Support for the tram line was at 49 per cent … Opposition sat at 47 per cent.

So how did Mr Coe come up with his claim that the majority of people are against it? It turns out that he completely ignored the variety of positive statistics in the Canberra Times survey and picked the response to one question which asked, “Do you support the first stage of light rail as proposed?” Yes, 52 per cent of respondents said no to that. This was a question obviously intended to ask if residents would have liked the light rail to go somewhere else in Canberra. To then conflate this result into a claim that the majority of people oppose light rail is simply misleading, especially since the media release does not mention the other results of the survey, such as the fact that more people said they supported light rail than those who did not. I have no doubt that people reading this media release would not have received the full and accurate picture. But that is consistent with the approach that the Liberal Party have taken to this entire project. We could dedicate a regular segment in the Assembly in which we unpick the inaccurate or misleading comments that the Liberal Party have made about light rail—and it would be an easy segment to fill.
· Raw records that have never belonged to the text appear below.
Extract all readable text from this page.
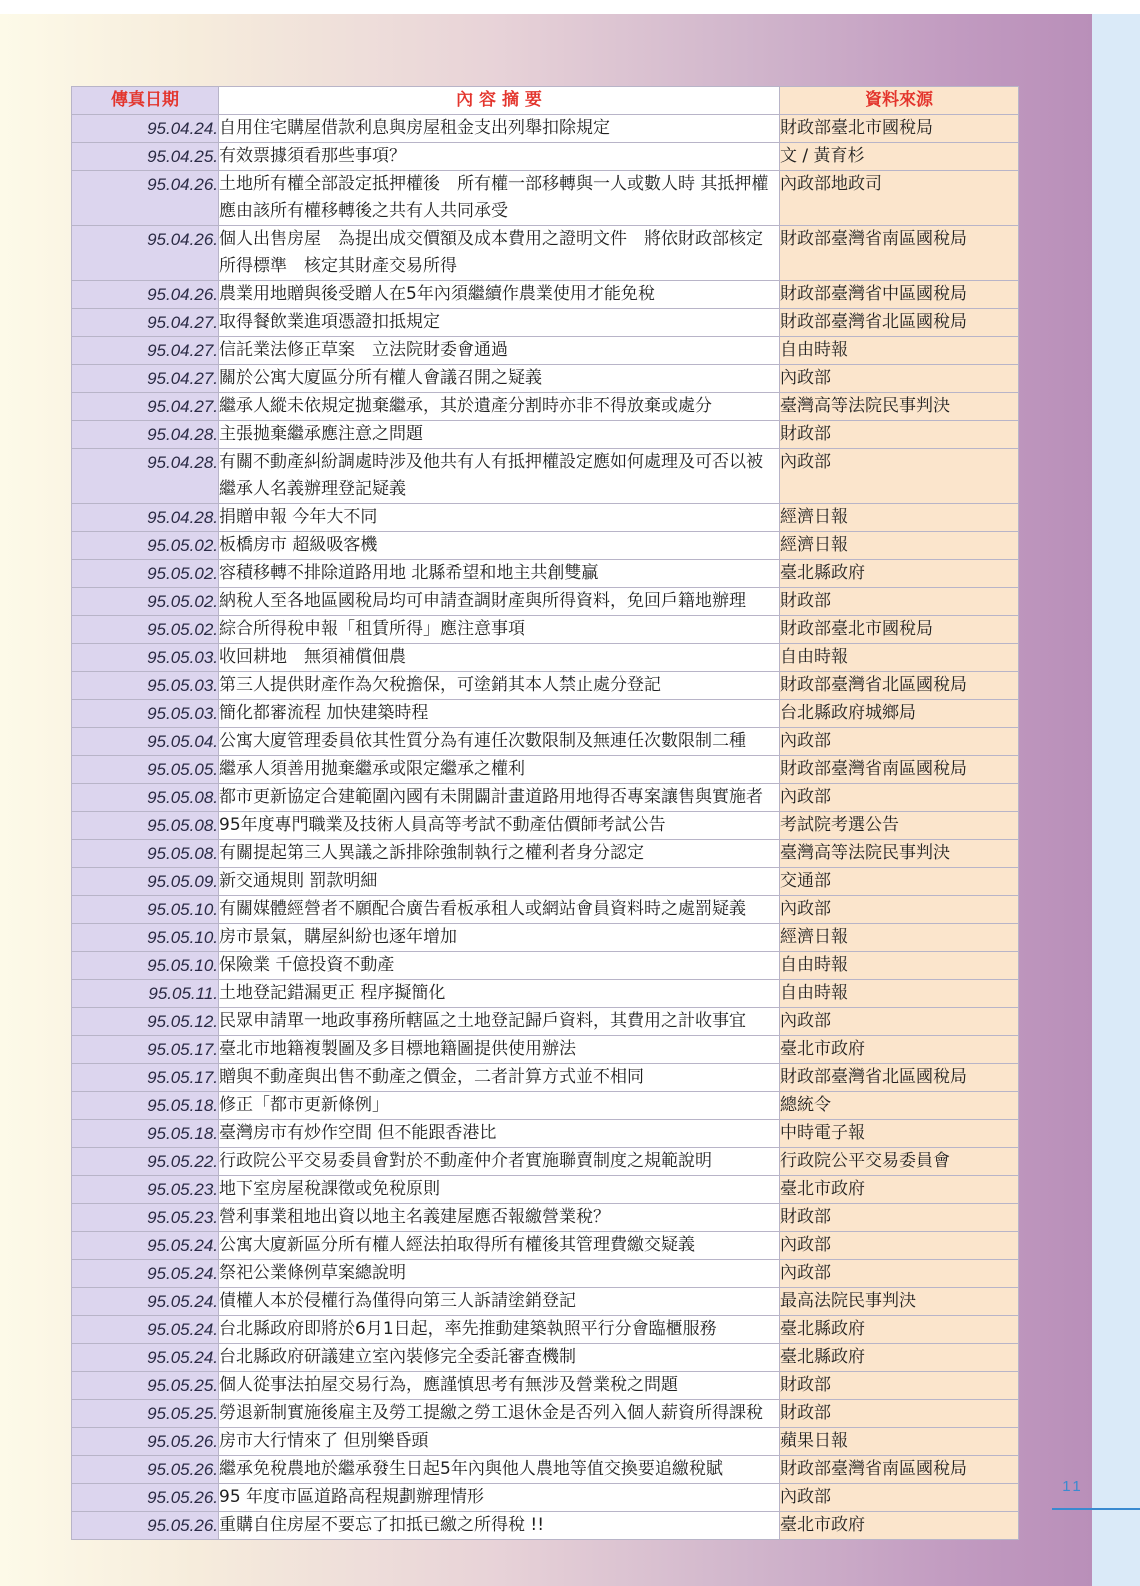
傳真日期	內 容 摘 要	資料來源
95.04.24.	自用住宅購屋借款利息與房屋租金支出列舉扣除規定	財政部臺北市國稅局
95.04.25.	有效票據須看那些事項？	文 / 黃育杉
95.04.26.	土地所有權全部設定抵押權後　所有權一部移轉與一人或數人時 其抵押權應由該所有權移轉後之共有人共同承受	內政部地政司
95.04.26.	個人出售房屋　為提出成交價額及成本費用之證明文件　將依財政部核定所得標準　核定其財產交易所得	財政部臺灣省南區國稅局
95.04.26.	農業用地贈與後受贈人在5年內須繼續作農業使用才能免稅	財政部臺灣省中區國稅局
95.04.27.	取得餐飲業進項憑證扣抵規定	財政部臺灣省北區國稅局
95.04.27.	信託業法修正草案　立法院財委會通過	自由時報
95.04.27.	關於公寓大廈區分所有權人會議召開之疑義	內政部
95.04.27.	繼承人縱未依規定拋棄繼承，其於遺產分割時亦非不得放棄或處分	臺灣高等法院民事判決
95.04.28.	主張拋棄繼承應注意之問題	財政部
95.04.28.	有關不動產糾紛調處時涉及他共有人有抵押權設定應如何處理及可否以被繼承人名義辦理登記疑義	內政部
95.04.28.	捐贈申報 今年大不同	經濟日報
95.05.02.	板橋房市 超級吸客機	經濟日報
95.05.02.	容積移轉不排除道路用地 北縣希望和地主共創雙贏	臺北縣政府
95.05.02.	納稅人至各地區國稅局均可申請查調財產與所得資料，免回戶籍地辦理	財政部
95.05.02.	綜合所得稅申報「租賃所得」應注意事項	財政部臺北市國稅局
95.05.03.	收回耕地　無須補償佃農	自由時報
95.05.03.	第三人提供財產作為欠稅擔保，可塗銷其本人禁止處分登記	財政部臺灣省北區國稅局
95.05.03.	簡化都審流程 加快建築時程	台北縣政府城鄉局
95.05.04.	公寓大廈管理委員依其性質分為有連任次數限制及無連任次數限制二種	內政部
95.05.05.	繼承人須善用拋棄繼承或限定繼承之權利	財政部臺灣省南區國稅局
95.05.08.	都市更新協定合建範圍內國有未開闢計畫道路用地得否專案讓售與實施者	內政部
95.05.08.	95年度專門職業及技術人員高等考試不動產估價師考試公告	考試院考選公告
95.05.08.	有關提起第三人異議之訴排除強制執行之權利者身分認定	臺灣高等法院民事判決
95.05.09.	新交通規則 罰款明細	交通部
95.05.10.	有關媒體經營者不願配合廣告看板承租人或網站會員資料時之處罰疑義	內政部
95.05.10.	房市景氣，購屋糾紛也逐年增加	經濟日報
95.05.10.	保險業 千億投資不動產	自由時報
95.05.11.	土地登記錯漏更正 程序擬簡化	自由時報
95.05.12.	民眾申請單一地政事務所轄區之土地登記歸戶資料，其費用之計收事宜	內政部
95.05.17.	臺北市地籍複製圖及多目標地籍圖提供使用辦法	臺北市政府
95.05.17.	贈與不動產與出售不動產之價金，二者計算方式並不相同	財政部臺灣省北區國稅局
95.05.18.	修正「都市更新條例」	總統令
95.05.18.	臺灣房市有炒作空間 但不能跟香港比	中時電子報
95.05.22.	行政院公平交易委員會對於不動產仲介者實施聯賣制度之規範說明	行政院公平交易委員會
95.05.23.	地下室房屋稅課徵或免稅原則	臺北市政府
95.05.23.	營利事業租地出資以地主名義建屋應否報繳營業稅？	財政部
95.05.24.	公寓大廈新區分所有權人經法拍取得所有權後其管理費繳交疑義	內政部
95.05.24.	祭祀公業條例草案總說明	內政部
95.05.24.	債權人本於侵權行為僅得向第三人訴請塗銷登記	最高法院民事判決
95.05.24.	台北縣政府即將於6月1日起，率先推動建築執照平行分會臨櫃服務	臺北縣政府
95.05.24.	台北縣政府研議建立室內裝修完全委託審查機制	臺北縣政府
95.05.25.	個人從事法拍屋交易行為，應謹慎思考有無涉及營業稅之問題	財政部
95.05.25.	勞退新制實施後雇主及勞工提繳之勞工退休金是否列入個人薪資所得課稅	財政部
95.05.26.	房市大行情來了 但別樂昏頭	蘋果日報
95.05.26.	繼承免稅農地於繼承發生日起5年內與他人農地等值交換要追繳稅賦	財政部臺灣省南區國稅局
95.05.26.	95 年度市區道路高程規劃辦理情形	內政部
95.05.26.	重購自住房屋不要忘了扣抵已繳之所得稅 !!	臺北市政府
11
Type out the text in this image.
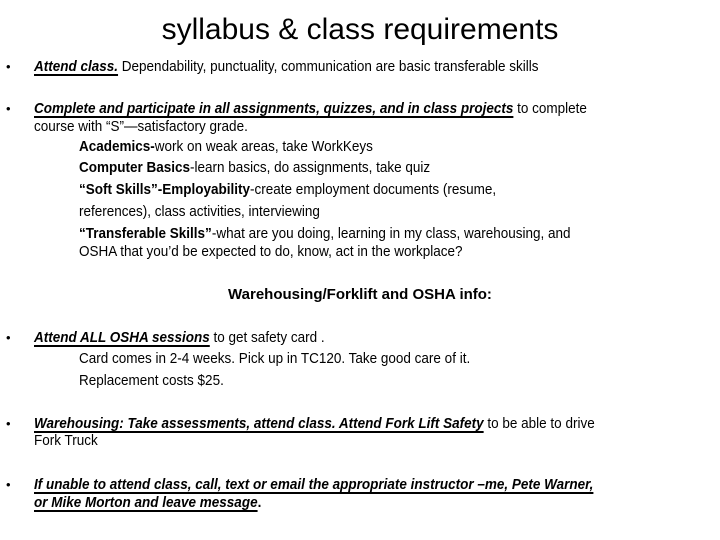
syllabus & class requirements
• Attend class. Dependability, punctuality, communication are basic transferable skills
• Complete and participate in all assignments, quizzes, and in class projects to complete
course with “S”—satisfactory grade.
Academics-work on weak areas, take WorkKeys
Computer Basics-learn basics, do assignments, take quiz
“Soft Skills”-Employability-create employment documents (resume,
references), class activities, interviewing
“Transferable Skills”-what are you doing, learning in my class, warehousing, and
OSHA that you’d be expected to do, know, act in the workplace?
Warehousing/Forklift and OSHA info:
• Attend ALL OSHA sessions to get safety card .
Card comes in 2-4 weeks. Pick up in TC120. Take good care of it.
Replacement costs $25.
• Warehousing: Take assessments, attend class. Attend Fork Lift Safety to be able to drive
Fork Truck
• If unable to attend class, call, text or email the appropriate instructor –me, Pete Warner,
or Mike Morton and leave message.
Another good one was Mr Hanson’s comment in response to the release of the light rail network plan. He said, in summary, “I do not understand why they have made this plan when they have already chosen the light rail route and it is right through Rattenbury’s electorate.” That is a perfect example of the Liberal Party’s inability to even comprehend the idea of planning for the future. The light rail network is about future light rail routes for the future of Canberra—one that still exists after the 2016 election. So I challenge our Liberal friends to do something positive today. Maybe they can take off their election blinkers and acknowledge for the first time that Canberra will continue to exist beyond the next election and it will need transport planning beyond the next election.

MS BERRY (Ginninderra—Minister for Housing, Minister for Aboriginal and Torres Strait Islander Affairs, Minister for Community Services, Minister for Multicultural Affairs, Minister for Women and Minister assisting the Chief Minister on Social Inclusion and Equality) (12.14): I am very happy to rise today to speak to this motion by Dr Bourke talking about public transport and the need for an integrated, reliable, efficient, affordable public transport network to meet the needs of Canberrans now and into the future.

Madam Speaker, the value of public transport in our community goes further than just moving people from A to B. As Mr Rattenbury just said in his speech, it is not just about people moving. It goes further than the important economic and environmental benefits of reduced congestion, lower emissions and more time spent at home with the family, which all of us can appreciate in the way that our busy lives have become.